I am supossing that if the hash code is a byte I do not lose generality for the integer case.
Sub Main()
Dim XorHashes(255) As Integer
Dim PrimeHashes(255) As Integer
For i = 0 To 255
For j = 0 To 255
For k = 0 To 255
XorHashes(GetXorHash(i, j, k)) += 1
PrimeHashes(GetPrimeHash(i, j, k)) += 1
Next
Next
Next
For i = 0 To 255
Console.WriteLine("{0}: {1}, {2}", i, XorHashes(i), PrimeHashes(i))
Next
Console.ReadKey()
End Sub
Public Function GetXorHash(ByVal valueOne As Integer, ByVal valueTwo As Integer, ByVal valueThree As Integer) As Byte
Return CByte((valueOne Xor valueTwo Xor valueThree) Mod 256)
End Function
Public Function GetPrimeHash(ByVal valueOne As Integer, ByVal valueTwo As Integer, ByVal valueThree As Integer) As Byte
Dim TempHash = 17
TempHash = 31 * TempHash + valueOne
TempHash = 31 * TempHash + valueTwo
TempHash = 31 * TempHash + valueThree
Return CByte(TempHash Mod 256)
End Function
The probability of collisions also depends on the expected distribution of the input data.

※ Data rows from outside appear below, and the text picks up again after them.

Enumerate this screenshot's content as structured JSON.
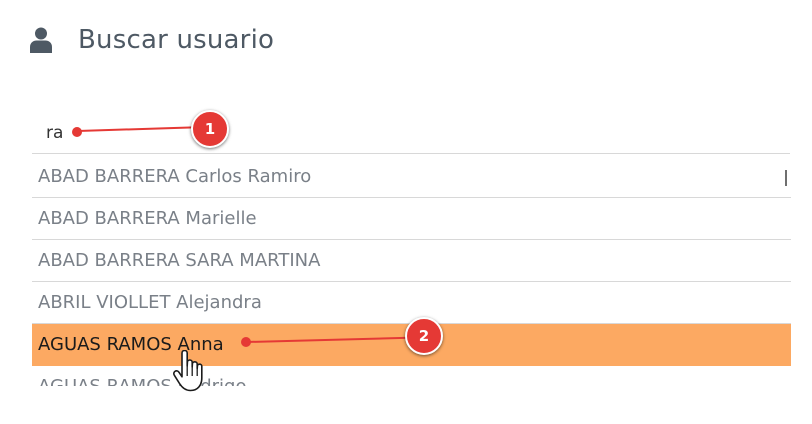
{
  "header": {
    "icon": "user-icon",
    "title": "Buscar usuario"
  },
  "search": {
    "value": "ra"
  },
  "results": [
    {
      "label": "ABAD BARRERA Carlos Ramiro"
    },
    {
      "label": "ABAD BARRERA Marielle"
    },
    {
      "label": "ABAD BARRERA SARA MARTINA"
    },
    {
      "label": "ABRIL VIOLLET Alejandra"
    },
    {
      "label": "AGUAS RAMOS Anna"
    },
    {
      "label": "AGUAS RAMOS Rodrigo"
    }
  ],
  "selected_index": 4,
  "annotations": {
    "step1": "1",
    "step2": "2"
  },
  "colors": {
    "selected_row": "#fca962",
    "annotation": "#e53935",
    "title": "#4e5964",
    "row_text": "#7a8088"
  }
}
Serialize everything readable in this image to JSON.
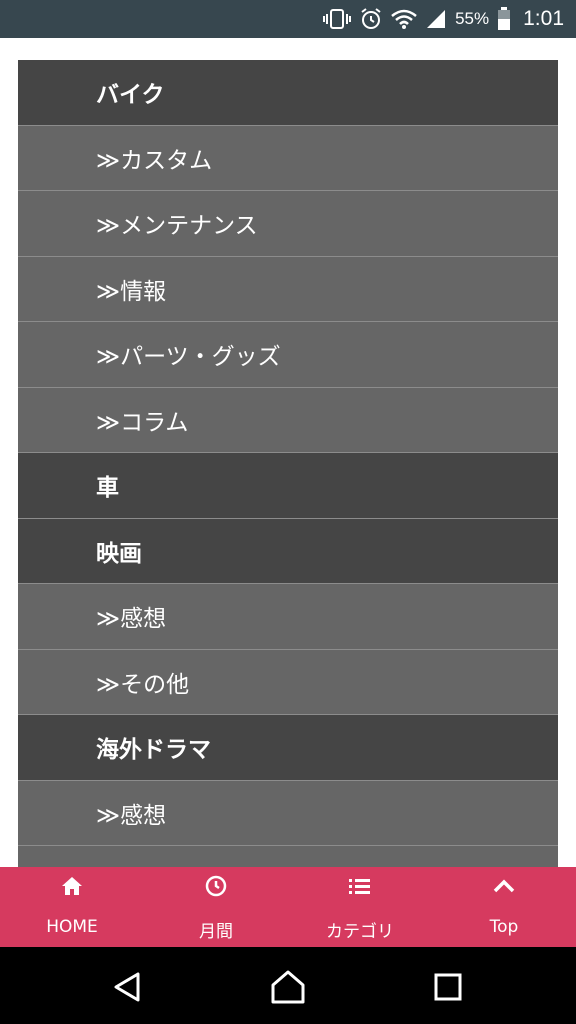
{
  "status_bar": {
    "battery_percent": "55%",
    "time": "1:01",
    "icons": [
      "vibrate-icon",
      "alarm-icon",
      "wifi-icon",
      "signal-icon",
      "battery-icon"
    ]
  },
  "categories": [
    {
      "label": "バイク",
      "level": "parent"
    },
    {
      "label": "≫カスタム",
      "level": "child"
    },
    {
      "label": "≫メンテナンス",
      "level": "child"
    },
    {
      "label": "≫情報",
      "level": "child"
    },
    {
      "label": "≫パーツ・グッズ",
      "level": "child"
    },
    {
      "label": "≫コラム",
      "level": "child"
    },
    {
      "label": "車",
      "level": "parent"
    },
    {
      "label": "映画",
      "level": "parent"
    },
    {
      "label": "≫感想",
      "level": "child"
    },
    {
      "label": "≫その他",
      "level": "child"
    },
    {
      "label": "海外ドラマ",
      "level": "parent"
    },
    {
      "label": "≫感想",
      "level": "child"
    },
    {
      "label": "",
      "level": "child"
    }
  ],
  "bottom_nav": {
    "items": [
      {
        "label": "HOME",
        "icon": "home-icon"
      },
      {
        "label": "月間",
        "icon": "clock-icon"
      },
      {
        "label": "カテゴリ",
        "icon": "list-icon"
      },
      {
        "label": "Top",
        "icon": "chevron-up-icon"
      }
    ],
    "color": "#d63a5f"
  },
  "android_nav": {
    "icons": [
      "back-icon",
      "home-icon",
      "recents-icon"
    ]
  }
}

In your example you assume input data that is uniformly distributed over the entire range. This is the ideal situation and it’s no surprise that both algorithms perform well.
However, if you assume that the input data generally is similar in the high bits and differs mostly only in the low bits (note: a lot of real data is like this), the prime number method will spread this variation out over the whole hash whereas the XOR method will not – small changes in the low bits of two or more values can easily cancel each other out when XOR’ed. So the prime number method is less likely to collide in this case.
Also you should use 32-bit values for GetHashCode, not 8-bit values.